In IP Draughts’ view, this approach is misguided, and a surprisingly interventionist one for a Conservative government to take. Traditional IP laws (eg copyright) should not be used to protect a person’s creative integrity; ‘moral rights’ (the paternity and integrity rights) are better suited to this objective. The poverty of the creative artist should be addressed by having inexpensive enforcement mechanisms, eg in the small claims branch of the IP court. The state should not generally intervene or act as a champion of IP owners.
The better way of looking at IP is that it is a business asset. IP creates monopolistic rights which reduce competition; this is justified but only up to a point. Go too far in the direction of the owner and legitimate competition is stifled. Go too far in the direction of the competitor, and the IP creator has no financial incentive to create the IP. The system needs to be kept in balance for the good of the overall economy. Once the system is roughly in balance, changes should be kept to the minimum: investment decisions are based on what the system is, and certainty and consistency may be preferable to tinkering with the system, however well intentioned. IP rights are best asserted and defended privately. We should have good and cost-effective courts for IP litigation, and many people think that IPEC achieves these objectives. If the financial amounts at stake are too small to justify even the limited cost regime of IPEC, then this is no different to any other private dispute where the costs outweigh the benefits. In those circumstances you shouldn’t go to court. Life is sometimes unfair.

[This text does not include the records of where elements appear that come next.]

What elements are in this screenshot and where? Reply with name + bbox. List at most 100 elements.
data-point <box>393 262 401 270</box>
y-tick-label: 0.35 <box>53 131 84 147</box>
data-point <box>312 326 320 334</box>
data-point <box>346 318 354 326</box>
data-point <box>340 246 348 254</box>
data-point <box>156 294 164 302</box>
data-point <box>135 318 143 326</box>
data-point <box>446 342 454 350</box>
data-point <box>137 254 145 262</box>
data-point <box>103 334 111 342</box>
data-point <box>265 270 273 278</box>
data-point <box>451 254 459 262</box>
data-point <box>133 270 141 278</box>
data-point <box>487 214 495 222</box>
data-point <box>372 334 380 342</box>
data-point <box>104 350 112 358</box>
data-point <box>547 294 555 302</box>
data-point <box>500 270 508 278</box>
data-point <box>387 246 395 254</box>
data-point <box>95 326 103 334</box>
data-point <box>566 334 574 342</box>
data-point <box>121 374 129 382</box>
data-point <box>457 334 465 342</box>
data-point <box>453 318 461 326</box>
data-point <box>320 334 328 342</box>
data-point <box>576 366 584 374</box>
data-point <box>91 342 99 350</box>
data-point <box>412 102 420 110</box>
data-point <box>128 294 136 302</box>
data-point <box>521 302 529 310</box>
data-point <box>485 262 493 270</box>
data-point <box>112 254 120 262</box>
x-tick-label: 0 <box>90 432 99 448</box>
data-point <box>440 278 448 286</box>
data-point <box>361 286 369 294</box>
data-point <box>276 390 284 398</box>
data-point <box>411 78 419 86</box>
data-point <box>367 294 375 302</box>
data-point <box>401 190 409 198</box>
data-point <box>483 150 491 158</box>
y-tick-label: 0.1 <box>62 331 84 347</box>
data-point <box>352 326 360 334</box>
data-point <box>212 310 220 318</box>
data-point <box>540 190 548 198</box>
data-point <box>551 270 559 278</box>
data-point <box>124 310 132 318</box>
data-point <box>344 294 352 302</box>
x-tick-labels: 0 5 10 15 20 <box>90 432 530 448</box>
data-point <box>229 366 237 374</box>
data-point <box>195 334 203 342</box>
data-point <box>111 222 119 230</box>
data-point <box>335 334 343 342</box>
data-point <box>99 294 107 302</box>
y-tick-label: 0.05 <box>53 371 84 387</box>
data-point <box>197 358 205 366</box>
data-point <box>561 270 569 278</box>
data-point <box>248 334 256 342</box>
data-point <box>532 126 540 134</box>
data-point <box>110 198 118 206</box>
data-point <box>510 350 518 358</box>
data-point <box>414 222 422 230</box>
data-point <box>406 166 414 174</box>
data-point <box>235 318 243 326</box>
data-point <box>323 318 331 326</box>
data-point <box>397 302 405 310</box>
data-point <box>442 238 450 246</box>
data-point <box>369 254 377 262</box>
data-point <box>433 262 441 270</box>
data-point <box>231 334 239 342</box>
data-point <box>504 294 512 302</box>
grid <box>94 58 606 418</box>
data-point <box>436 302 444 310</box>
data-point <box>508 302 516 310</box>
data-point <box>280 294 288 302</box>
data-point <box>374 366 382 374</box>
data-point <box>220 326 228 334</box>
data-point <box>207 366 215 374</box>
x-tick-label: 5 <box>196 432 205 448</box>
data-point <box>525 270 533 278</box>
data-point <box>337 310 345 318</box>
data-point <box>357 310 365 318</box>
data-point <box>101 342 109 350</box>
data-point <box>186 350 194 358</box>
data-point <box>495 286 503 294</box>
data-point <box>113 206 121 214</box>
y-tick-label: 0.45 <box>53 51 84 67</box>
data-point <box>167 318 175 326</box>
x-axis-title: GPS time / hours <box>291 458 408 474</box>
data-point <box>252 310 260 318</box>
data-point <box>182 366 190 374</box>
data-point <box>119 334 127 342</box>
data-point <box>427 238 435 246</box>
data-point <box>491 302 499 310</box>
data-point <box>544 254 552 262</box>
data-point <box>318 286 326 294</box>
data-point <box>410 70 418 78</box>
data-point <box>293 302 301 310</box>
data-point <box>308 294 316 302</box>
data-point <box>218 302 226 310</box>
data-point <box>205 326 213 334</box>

IP Draughts is not sure how best to fit the existence of criminal offences for IP infringement into his preferred system. Perhaps some infringement is so bad that the state should intervene. But where the threshold for this exceptional state of affairs should lie is not clear. Perhaps it would be clearer to IP Draughts if he were an IP litigator.
Consistent with IP Draughts’ approach is the view that one should only spend money in protecting IP if having the IP is considered likely to lead to a financial benefit or avoid a financial disbenefit. For example, academics should not use patents as an alternative to publications.
Occasionally, IP protection may be considered justified in support of a non-business objective, eg to support an open-access policy for a university’s technology. In other words, you promote the dissemination of the technology, for the public good, via a licensing programme, where you use your ownership of IP as the legal peg on which to hang contractual obligations on the part of licensees. While IP Draughts can see the potential, theoretical attractions of such an approach, he is instinctively suspicious of public bodies spending money on IP protection in support of objectives whose value may be difficult to determine.
This posting has turned out making IP Draughts seem more right-wing, economically, than he thought he was, and certainly than the present Conservative government of the UK seems to be. He looks forward to being shown the error of his ways by commenters!